Come, let us reason together: if the content of the human brain is determined by the composition of his genes, what cause have we to believe that this belief (or any other) deserves our loyalty if it does not survive the brutal test of survival of the fittest?

If the Creationists are more fit to survive, if they prove to be the tougher breed, and if you nonetheless think their beliefs do not deserve our assent, then you tacitly admit that something other then the gene-determined content of the thought is worthy of assent.

This admission, tacit or not, is fatal to the materialist argument: because once you say a person should believe what is true due and only due to the "truth value" of the belief, you admit, nay, you make it a moral imperative, that something other than gene-content determines belief.

In other words, saying that religion is caused by genetics is a slur, nothing else. It is an ad Hominem attack, and a clumsy one at that. "Your beliefs are not rational, because all beliefs are caused by behavioral determinants in the genes. My beliefs are rational, however, because I believe what is true for the sake of truth." Well, a ghost (who has no genes) debating with a robot (who only believes what he is programmed) might be able to make that statement, for these creatures occupy two different metaphysical and ontological conditions. For we humans, occupying the human condition, the statement cannot be made.

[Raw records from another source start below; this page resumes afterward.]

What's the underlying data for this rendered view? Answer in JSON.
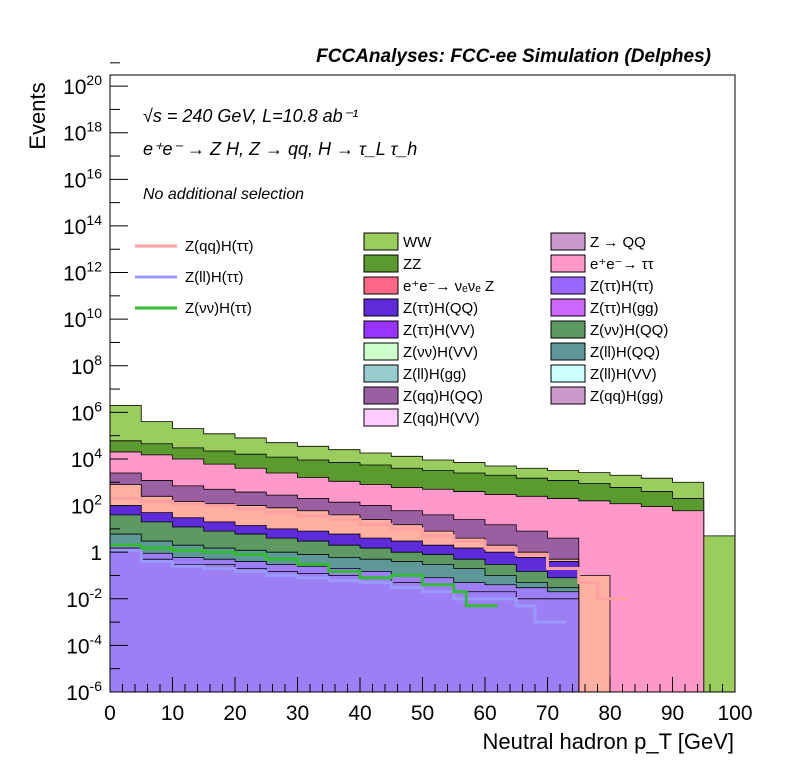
{
  "chart_data": {
    "type": "area",
    "title": "FCCAnalyses: FCC-ee Simulation (Delphes)",
    "xlabel": "Neutral hadron p_T [GeV]",
    "ylabel": "Events",
    "xlim": [
      0,
      100
    ],
    "ylim": [
      1e-06,
      3e+20
    ],
    "y_scale": "log",
    "x_ticks": [
      {
        "v": 0,
        "label": "0"
      },
      {
        "v": 10,
        "label": "10"
      },
      {
        "v": 20,
        "label": "20"
      },
      {
        "v": 30,
        "label": "30"
      },
      {
        "v": 40,
        "label": "40"
      },
      {
        "v": 50,
        "label": "50"
      },
      {
        "v": 60,
        "label": "60"
      },
      {
        "v": 70,
        "label": "70"
      },
      {
        "v": 80,
        "label": "80"
      },
      {
        "v": 90,
        "label": "90"
      },
      {
        "v": 100,
        "label": "100"
      }
    ],
    "y_ticks": [
      {
        "v": 1e-06,
        "base": "10",
        "exp": "-6"
      },
      {
        "v": 0.0001,
        "base": "10",
        "exp": "-4"
      },
      {
        "v": 0.01,
        "base": "10",
        "exp": "-2"
      },
      {
        "v": 1,
        "base": "1",
        "exp": ""
      },
      {
        "v": 100.0,
        "base": "10",
        "exp": "2"
      },
      {
        "v": 10000.0,
        "base": "10",
        "exp": "4"
      },
      {
        "v": 1000000.0,
        "base": "10",
        "exp": "6"
      },
      {
        "v": 100000000.0,
        "base": "10",
        "exp": "8"
      },
      {
        "v": 10000000000.0,
        "base": "10",
        "exp": "10"
      },
      {
        "v": 1000000000000.0,
        "base": "10",
        "exp": "12"
      },
      {
        "v": 100000000000000.0,
        "base": "10",
        "exp": "14"
      },
      {
        "v": 1e+16,
        "base": "10",
        "exp": "16"
      },
      {
        "v": 1e+18,
        "base": "10",
        "exp": "18"
      },
      {
        "v": 1e+20,
        "base": "10",
        "exp": "20"
      }
    ],
    "annotations": [
      "√s = 240 GeV, L=10.8 ab⁻¹",
      "e⁺e⁻ → Z H, Z → qq, H → τ_L τ_h",
      "No additional selection"
    ],
    "stacked_series": [
      {
        "name": "Z(ll)H(ττ)",
        "color": "#9d7ff5",
        "points": [
          [
            0,
            1.5
          ],
          [
            5,
            0.5
          ],
          [
            10,
            0.3
          ],
          [
            15,
            0.3
          ],
          [
            20,
            0.2
          ],
          [
            25,
            0.15
          ],
          [
            30,
            0.12
          ],
          [
            35,
            0.1
          ],
          [
            40,
            0.08
          ],
          [
            45,
            0.05
          ],
          [
            50,
            0.04
          ],
          [
            55,
            0.02
          ],
          [
            60,
            0.02
          ],
          [
            65,
            0.01
          ],
          [
            70,
            0.01
          ]
        ]
      },
      {
        "name": "Z(ττ)H(ττ)",
        "color": "#9d7ff5",
        "points": [
          [
            0,
            2
          ],
          [
            5,
            0.9
          ],
          [
            10,
            0.6
          ],
          [
            15,
            0.5
          ],
          [
            20,
            0.4
          ],
          [
            25,
            0.3
          ],
          [
            30,
            0.25
          ],
          [
            35,
            0.2
          ],
          [
            40,
            0.15
          ],
          [
            45,
            0.1
          ],
          [
            50,
            0.08
          ],
          [
            55,
            0.05
          ],
          [
            60,
            0.04
          ],
          [
            65,
            0.03
          ],
          [
            70,
            0.02
          ]
        ]
      },
      {
        "name": "Z(ll)H(QQ)",
        "color": "#5f9898",
        "points": [
          [
            0,
            6
          ],
          [
            5,
            3
          ],
          [
            10,
            2
          ],
          [
            15,
            1.5
          ],
          [
            20,
            1.2
          ],
          [
            25,
            1
          ],
          [
            30,
            0.8
          ],
          [
            35,
            0.6
          ],
          [
            40,
            0.5
          ],
          [
            45,
            0.4
          ],
          [
            50,
            0.3
          ],
          [
            55,
            0.2
          ],
          [
            60,
            0.1
          ],
          [
            65,
            0.05
          ],
          [
            70,
            0.03
          ]
        ]
      },
      {
        "name": "Z(νν)H(QQ)",
        "color": "#5e9862",
        "points": [
          [
            0,
            40
          ],
          [
            5,
            20
          ],
          [
            10,
            12
          ],
          [
            15,
            8
          ],
          [
            20,
            6
          ],
          [
            25,
            4
          ],
          [
            30,
            3
          ],
          [
            35,
            2
          ],
          [
            40,
            1.5
          ],
          [
            45,
            1
          ],
          [
            50,
            0.8
          ],
          [
            55,
            0.5
          ],
          [
            60,
            0.3
          ],
          [
            65,
            0.15
          ],
          [
            70,
            0.08
          ]
        ]
      },
      {
        "name": "Z(ττ)H(QQ)",
        "color": "#5e2bdb",
        "points": [
          [
            0,
            100
          ],
          [
            5,
            50
          ],
          [
            10,
            30
          ],
          [
            15,
            20
          ],
          [
            20,
            14
          ],
          [
            25,
            10
          ],
          [
            30,
            8
          ],
          [
            35,
            6
          ],
          [
            40,
            4
          ],
          [
            45,
            3
          ],
          [
            50,
            2
          ],
          [
            55,
            1.5
          ],
          [
            60,
            1
          ],
          [
            65,
            0.6
          ],
          [
            70,
            0.4
          ]
        ]
      },
      {
        "name": "Z(qq)H(ττ)",
        "color": "#ffb0a0",
        "points": [
          [
            0,
            800
          ],
          [
            5,
            250
          ],
          [
            10,
            150
          ],
          [
            15,
            120
          ],
          [
            20,
            100
          ],
          [
            25,
            80
          ],
          [
            30,
            60
          ],
          [
            35,
            40
          ],
          [
            40,
            25
          ],
          [
            45,
            15
          ],
          [
            50,
            8
          ],
          [
            55,
            4
          ],
          [
            60,
            2
          ],
          [
            65,
            1
          ],
          [
            70,
            0.5
          ],
          [
            75,
            0.1
          ]
        ]
      },
      {
        "name": "Z(qq)H(QQ)",
        "color": "#9a5fa0",
        "points": [
          [
            0,
            2500
          ],
          [
            5,
            1200
          ],
          [
            10,
            700
          ],
          [
            15,
            500
          ],
          [
            20,
            380
          ],
          [
            25,
            280
          ],
          [
            30,
            200
          ],
          [
            35,
            140
          ],
          [
            40,
            100
          ],
          [
            45,
            60
          ],
          [
            50,
            40
          ],
          [
            55,
            25
          ],
          [
            60,
            15
          ],
          [
            65,
            8
          ],
          [
            70,
            4
          ]
        ]
      },
      {
        "name": "e⁺e⁻ → ττ",
        "color": "#ff99cc",
        "points": [
          [
            0,
            20000
          ],
          [
            5,
            15000
          ],
          [
            10,
            10000
          ],
          [
            15,
            6000
          ],
          [
            20,
            4000
          ],
          [
            25,
            2500
          ],
          [
            30,
            1600
          ],
          [
            35,
            1100
          ],
          [
            40,
            800
          ],
          [
            45,
            600
          ],
          [
            50,
            500
          ],
          [
            55,
            400
          ],
          [
            60,
            300
          ],
          [
            65,
            250
          ],
          [
            70,
            200
          ],
          [
            75,
            160
          ],
          [
            80,
            120
          ],
          [
            85,
            90
          ],
          [
            90,
            60
          ],
          [
            95,
            5e-07
          ]
        ]
      },
      {
        "name": "ZZ",
        "color": "#5a9a2e",
        "points": [
          [
            0,
            60000
          ],
          [
            5,
            45000
          ],
          [
            10,
            30000
          ],
          [
            15,
            22000
          ],
          [
            20,
            16000
          ],
          [
            25,
            12000
          ],
          [
            30,
            9000
          ],
          [
            35,
            7000
          ],
          [
            40,
            5500
          ],
          [
            45,
            4000
          ],
          [
            50,
            3200
          ],
          [
            55,
            2500
          ],
          [
            60,
            2000
          ],
          [
            65,
            1500
          ],
          [
            70,
            1200
          ],
          [
            75,
            900
          ],
          [
            80,
            600
          ],
          [
            85,
            400
          ],
          [
            90,
            200
          ],
          [
            95,
            5e-07
          ]
        ]
      },
      {
        "name": "WW",
        "color": "#9acd5e",
        "points": [
          [
            0,
            2000000
          ],
          [
            5,
            400000
          ],
          [
            10,
            200000
          ],
          [
            15,
            120000
          ],
          [
            20,
            80000
          ],
          [
            25,
            50000
          ],
          [
            30,
            35000
          ],
          [
            35,
            25000
          ],
          [
            40,
            18000
          ],
          [
            45,
            13000
          ],
          [
            50,
            9000
          ],
          [
            55,
            7000
          ],
          [
            60,
            5000
          ],
          [
            65,
            4000
          ],
          [
            70,
            3200
          ],
          [
            75,
            2600
          ],
          [
            80,
            2000
          ],
          [
            85,
            1500
          ],
          [
            90,
            1000
          ],
          [
            95,
            5
          ],
          [
            100,
            5
          ]
        ]
      }
    ],
    "line_series": [
      {
        "name": "Z(qq)H(ττ)",
        "color": "#ffa0a0",
        "points": [
          [
            0,
            200
          ],
          [
            5,
            150
          ],
          [
            10,
            120
          ],
          [
            15,
            100
          ],
          [
            20,
            70
          ],
          [
            25,
            50
          ],
          [
            30,
            35
          ],
          [
            35,
            25
          ],
          [
            40,
            15
          ],
          [
            45,
            10
          ],
          [
            50,
            5
          ],
          [
            55,
            3
          ],
          [
            60,
            1.5
          ],
          [
            65,
            0.8
          ],
          [
            70,
            0.2
          ],
          [
            75,
            0.05
          ],
          [
            78,
            0.01
          ]
        ]
      },
      {
        "name": "Z(ll)H(ττ)",
        "color": "#9999ff",
        "points": [
          [
            0,
            1.2
          ],
          [
            5,
            0.4
          ],
          [
            10,
            0.25
          ],
          [
            15,
            0.2
          ],
          [
            20,
            0.15
          ],
          [
            25,
            0.1
          ],
          [
            30,
            0.08
          ],
          [
            35,
            0.06
          ],
          [
            40,
            0.05
          ],
          [
            45,
            0.03
          ],
          [
            50,
            0.02
          ],
          [
            55,
            0.01
          ],
          [
            60,
            0.01
          ],
          [
            65,
            0.005
          ],
          [
            68,
            0.001
          ]
        ]
      },
      {
        "name": "Z(νν)H(ττ)",
        "color": "#33bb33",
        "points": [
          [
            0,
            2
          ],
          [
            5,
            1.5
          ],
          [
            10,
            1.2
          ],
          [
            15,
            1
          ],
          [
            20,
            0.8
          ],
          [
            25,
            0.5
          ],
          [
            30,
            0.3
          ],
          [
            35,
            0.15
          ],
          [
            40,
            0.08
          ],
          [
            45,
            0.1
          ],
          [
            50,
            0.04
          ],
          [
            55,
            0.02
          ],
          [
            57,
            0.005
          ]
        ]
      }
    ],
    "legend_lines": [
      {
        "label": "Z(qq)H(ττ)",
        "color": "#ffa0a0"
      },
      {
        "label": "Z(ll)H(ττ)",
        "color": "#9999ff"
      },
      {
        "label": "Z(νν)H(ττ)",
        "color": "#33bb33"
      }
    ],
    "legend_boxes": [
      {
        "label": "WW",
        "color": "#9acd5e"
      },
      {
        "label": "Z → QQ",
        "color": "#cc99cc"
      },
      {
        "label": "ZZ",
        "color": "#5a9a2e"
      },
      {
        "label": "e⁺e⁻→ ττ",
        "color": "#ff99cc"
      },
      {
        "label": "e⁺e⁻→ νₑνₑ Z",
        "color": "#ff6688"
      },
      {
        "label": "Z(ττ)H(ττ)",
        "color": "#9966ff"
      },
      {
        "label": "Z(ττ)H(QQ)",
        "color": "#5e2bdb"
      },
      {
        "label": "Z(ττ)H(gg)",
        "color": "#cc66ff"
      },
      {
        "label": "Z(ττ)H(VV)",
        "color": "#9933ff"
      },
      {
        "label": "Z(νν)H(QQ)",
        "color": "#5e9862"
      },
      {
        "label": "Z(νν)H(VV)",
        "color": "#ccffcc"
      },
      {
        "label": "Z(ll)H(QQ)",
        "color": "#5f9898"
      },
      {
        "label": "Z(ll)H(gg)",
        "color": "#99cccc"
      },
      {
        "label": "Z(ll)H(VV)",
        "color": "#ccffff"
      },
      {
        "label": "Z(qq)H(QQ)",
        "color": "#9a5fa0"
      },
      {
        "label": "Z(qq)H(gg)",
        "color": "#cc99cc"
      },
      {
        "label": "Z(qq)H(VV)",
        "color": "#ffccff"
      }
    ]
  }
}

A guy who believes in astrology is a paragon of reason compared to this nonsense. The astrology nut at least has a theory open to some sort of proof and disproof: merely have a baby born on another planet in the solar system, where the planets are not aligned in the zodiac as on Earth, and see the results in the baby's personality and behavior.

The gene nut has no theory open to disproof: he merely postulates that human thinking is the epiphenomenon of genetic code, and he postulates no mechanism, no medium, by which the matter-bits in his genes are translated to the personality types in human nature. It is not open to disproof because it is not a theory, merely an assertion.